[cryptography] Dual_EC_DRBG was cooked, but not AES?
temp at synernet.com
Sun Sep 22 09:05:06 EDT 2013
The Snowden revelations describe several methods by which NSA committed kleptography, caused compliance by hardware makers and influenced standards.
Why has AES escaped general suspicion? Are we to believe that NIST tested, selected, endorsed and promulgated an algorithm that was immune to NSA's toolset, without NSA participation and approval? NSA involvement in DES is known, but we await cryptanalysis or Snowdenesque revelations before having skepticism about AES?

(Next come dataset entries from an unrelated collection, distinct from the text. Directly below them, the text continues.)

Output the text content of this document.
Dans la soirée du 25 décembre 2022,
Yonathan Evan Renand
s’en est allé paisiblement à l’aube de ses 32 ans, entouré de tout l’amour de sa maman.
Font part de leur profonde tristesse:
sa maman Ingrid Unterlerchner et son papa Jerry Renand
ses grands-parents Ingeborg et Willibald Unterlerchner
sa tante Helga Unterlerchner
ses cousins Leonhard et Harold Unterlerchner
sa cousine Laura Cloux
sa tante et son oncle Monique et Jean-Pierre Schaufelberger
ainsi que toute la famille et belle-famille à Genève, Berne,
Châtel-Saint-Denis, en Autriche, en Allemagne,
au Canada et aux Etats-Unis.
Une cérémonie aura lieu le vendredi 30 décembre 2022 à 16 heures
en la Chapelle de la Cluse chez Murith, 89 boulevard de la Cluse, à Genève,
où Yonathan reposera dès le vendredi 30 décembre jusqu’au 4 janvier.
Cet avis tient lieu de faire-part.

"On 17 March 1975, the proposed DES was published in the Federal Register. Public comments were requested, and in the following year two open workshops were held to discuss the proposed standard. There was some criticism from various parties, including from public-key cryptography pioneers Martin Hellman and Whitfield Diffie, citing a shortened key length and the mysterious "S-boxes" as evidence of improper interference from the NSA. The suspicion was that the algorithm had been covertly weakened by the intelligence agency so that they — but no-one else — could easily read encrypted messages. Alan Konheim (one of the designers of DES) commented, "We sent the S-boxes off to Washington. They came back and were all different." The United States Senate Select Committee on Intelligence reviewed the NSA's actions to determine whether there had been any improper involvement. In the unclassified summary of their findings, published in 1978, the Committee wrote:
In the development of DES, NSA convinced IBM that a reduced key size was sufficient; indirectly assisted in the development of the S-box structures; and certified that the final DES algorithm was, to the best of their knowledge, free from any statistical or mathematical weakness.
However, it also found that
NSA did not tamper with the design of the algorithm in any way. IBM invented and designed the algorithm, made all pertinent decisions regarding it, and concurred that the agreed upon key size was more than adequate for all commercial applications for which the DES was intended."

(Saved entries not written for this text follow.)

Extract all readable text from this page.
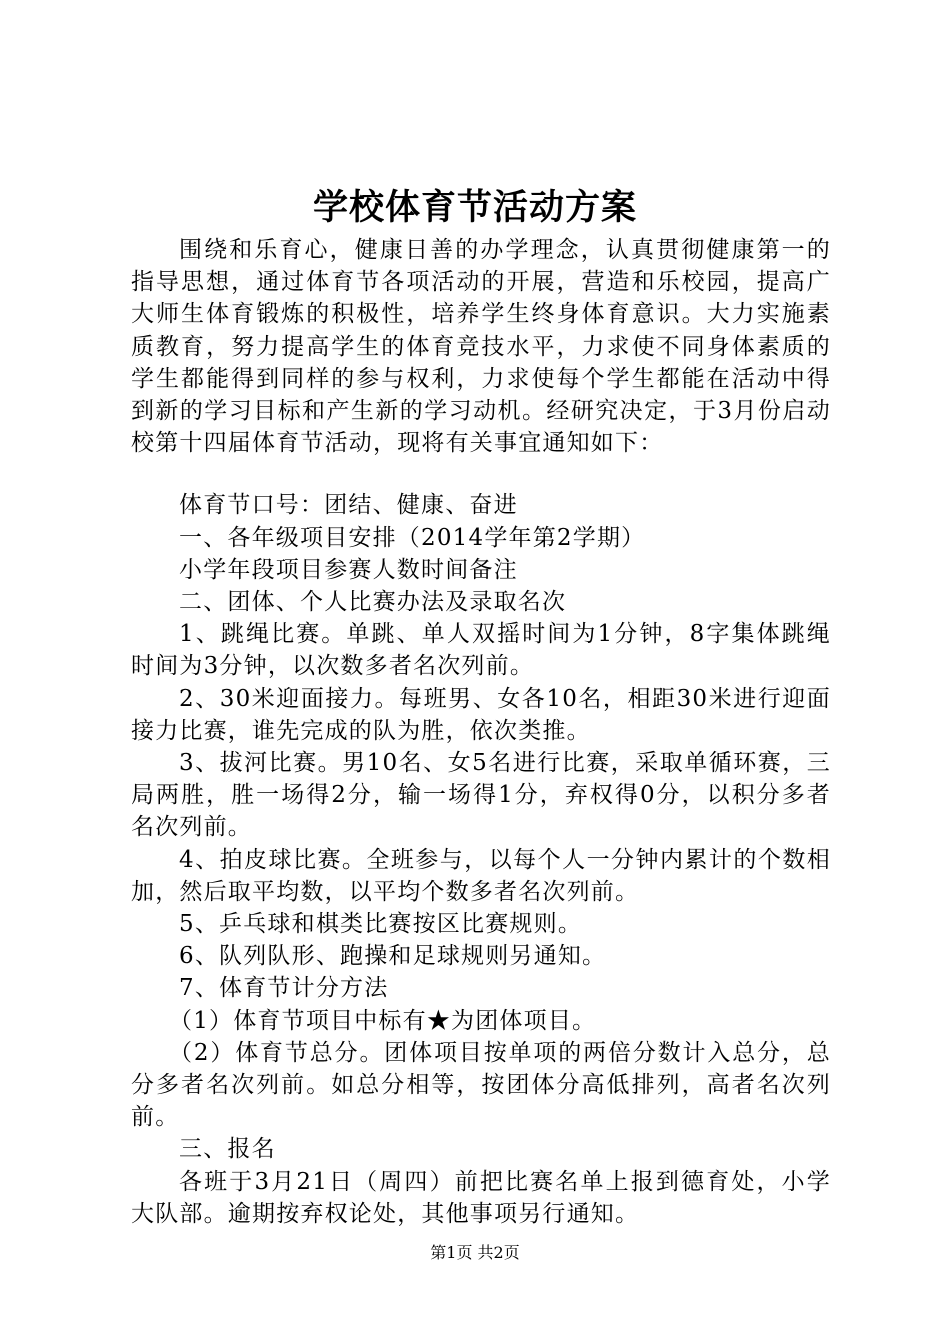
学校体育节活动方案

围绕和乐育心，健康日善的办学理念，认真贯彻健康第一的指导思想，通过体育节各项活动的开展，营造和乐校园，提高广大师生体育锻炼的积极性，培养学生终身体育意识。大力实施素质教育，努力提高学生的体育竞技水平，力求使不同身体素质的学生都能得到同样的参与权利，力求使每个学生都能在活动中得到新的学习目标和产生新的学习动机。经研究决定，于3月份启动校第十四届体育节活动，现将有关事宜通知如下：

体育节口号：团结、健康、奋进

一、各年级项目安排（2014学年第2学期）

小学年段项目参赛人数时间备注

二、团体、个人比赛办法及录取名次

1、跳绳比赛。单跳、单人双摇时间为1分钟，8字集体跳绳时间为3分钟，以次数多者名次列前。

2、30米迎面接力。每班男、女各10名，相距30米进行迎面接力比赛，谁先完成的队为胜，依次类推。

3、拔河比赛。男10名、女5名进行比赛，采取单循环赛，三局两胜，胜一场得2分，输一场得1分，弃权得0分，以积分多者名次列前。

4、拍皮球比赛。全班参与，以每个人一分钟内累计的个数相加，然后取平均数，以平均个数多者名次列前。

5、乒乓球和棋类比赛按区比赛规则。

6、队列队形、跑操和足球规则另通知。

7、体育节计分方法

（1）体育节项目中标有★为团体项目。

（2）体育节总分。团体项目按单项的两倍分数计入总分，总分多者名次列前。如总分相等，按团体分高低排列，高者名次列前。

三、报名

各班于3月21日（周四）前把比赛名单上报到德育处，小学大队部。逾期按弃权论处，其他事项另行通知。

第1页 共2页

"On September 10 2013, The New York Times wrote that "internal memos leaked by a former N.S.A. contractor, Edward Snowden, suggest that the N.S.A. generated one of the random number generators used in a 2006 N.I.S.T. standard — called the Dual EC DRBG standard — which contains a backdoor for the NSA." On September 10 2013, The NIST director released a statement, saying that "NIST would not deliberately weaken a cryptographic standard.""
"A major American computer security company has told thousands of customers to stop using an encryption system that relies on a mathematical formula developed by the National Security Agency (NSA).
RSA, the security arm of the storage company EMC, sent an email to customers telling them that the default random number generator in a toolkit for developers used a weak formula, and they should switch to one of the other formulas in the product.
The abrupt warning is the latest fallout from the huge intelligence disclosures by the whistleblower Edward Snowden about the extent of surveillance and the debasement of encryption by the NSA.
Last week, the New York Times reported that Snowden's cache of documents from his time working for an NSA contractor showed that the agency used its public participation in the process for setting voluntary cryptography standards, run by the government's National Institute of Standards (NIST) and Technology, to push for a formula it knew it could break. Soon after that revelation, the NIST began advising against the use of one of its cryptographic standards and, having accepted the NSA proposal in 2006 as one of four systems acceptable for government use, said it would reconsider that inclusion in the wake of questions about its security."